The consequences for these individuals in low income households – whether as independent households or in a low income family – seem likely to be more severe than those for the young unemployed living in households with above average incomes.
Next year will see further action on the restructuring of support for housing costs, with a move, on a pilot basis, towards a new Housing Assistance Payment.
This is designed to address the disincentive effects of the current Rent and Mortgage Supplement scheme, identified clearly in earlier work by the ESRI and others. The task is a difficult one, needing to balance concerns about incentives, adequacy of the support, and cost. Close monitoring of this new scheme will be required to arrive at an optimal design and implementation.
On the taxation side, there are three measures in this budget that can be expected to have a broadly progressive impact.
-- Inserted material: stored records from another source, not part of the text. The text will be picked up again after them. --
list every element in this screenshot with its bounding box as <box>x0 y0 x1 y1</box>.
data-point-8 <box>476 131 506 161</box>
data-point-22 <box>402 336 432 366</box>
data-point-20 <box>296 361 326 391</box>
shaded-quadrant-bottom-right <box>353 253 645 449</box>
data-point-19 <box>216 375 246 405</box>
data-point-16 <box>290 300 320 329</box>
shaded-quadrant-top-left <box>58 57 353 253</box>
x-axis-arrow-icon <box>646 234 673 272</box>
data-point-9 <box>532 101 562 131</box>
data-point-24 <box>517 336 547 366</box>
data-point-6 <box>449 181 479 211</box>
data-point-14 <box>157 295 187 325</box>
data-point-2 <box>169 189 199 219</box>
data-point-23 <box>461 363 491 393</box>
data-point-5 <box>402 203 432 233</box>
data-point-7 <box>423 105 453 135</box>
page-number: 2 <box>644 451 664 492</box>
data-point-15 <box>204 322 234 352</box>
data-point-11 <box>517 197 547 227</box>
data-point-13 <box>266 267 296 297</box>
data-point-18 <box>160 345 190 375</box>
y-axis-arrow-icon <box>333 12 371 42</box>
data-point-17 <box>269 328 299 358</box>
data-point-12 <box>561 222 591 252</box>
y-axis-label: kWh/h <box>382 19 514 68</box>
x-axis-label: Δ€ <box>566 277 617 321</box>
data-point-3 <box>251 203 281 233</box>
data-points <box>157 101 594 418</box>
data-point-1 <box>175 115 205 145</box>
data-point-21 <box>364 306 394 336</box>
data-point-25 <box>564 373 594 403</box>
The first is the set of restrictions on tax relief for high-valued pensions, which are strongly associated with high incomes. The second is the increase in Dirt, as such evidence as is available suggests that high-income households have a large share of total bank deposits, and low income households rather little.
A new CSO Survey on Household Finance and Consumption is currently under way. Statistical results based on the anonymised data from this survey are expected next year, and will help to shed light on these issues.
The third element is the restriction on tax relief for health insurance premiums – something which we will investigate in future work.
By contrast, the move to a property tax on a full-year basis is likely to be regressive, bearing somewhat more heavily on low income groups, as few households appear to be taking up the deferral option, and deferral itself does no more than shift the tax liability to a future year.
Several positive features of the implementation of the property tax might also be noted; here we mention two. The property tax did bring in substantial revenue in its first (half) year of operation, despite earlier concerns about this issue. Furthermore, the provision of multiple payment options, including direct payments from pay packets, has made budgeting for the tax much easier than the much unloved rates system, with its two large payments per year.
We expect to provide a more detailed analysis before the end of the year. Based on the evidence available today, I would anticipate that the broad result will not be far from losses which are equal in percentage terms across the income distribution, though with considerable variation between households at the same income levels.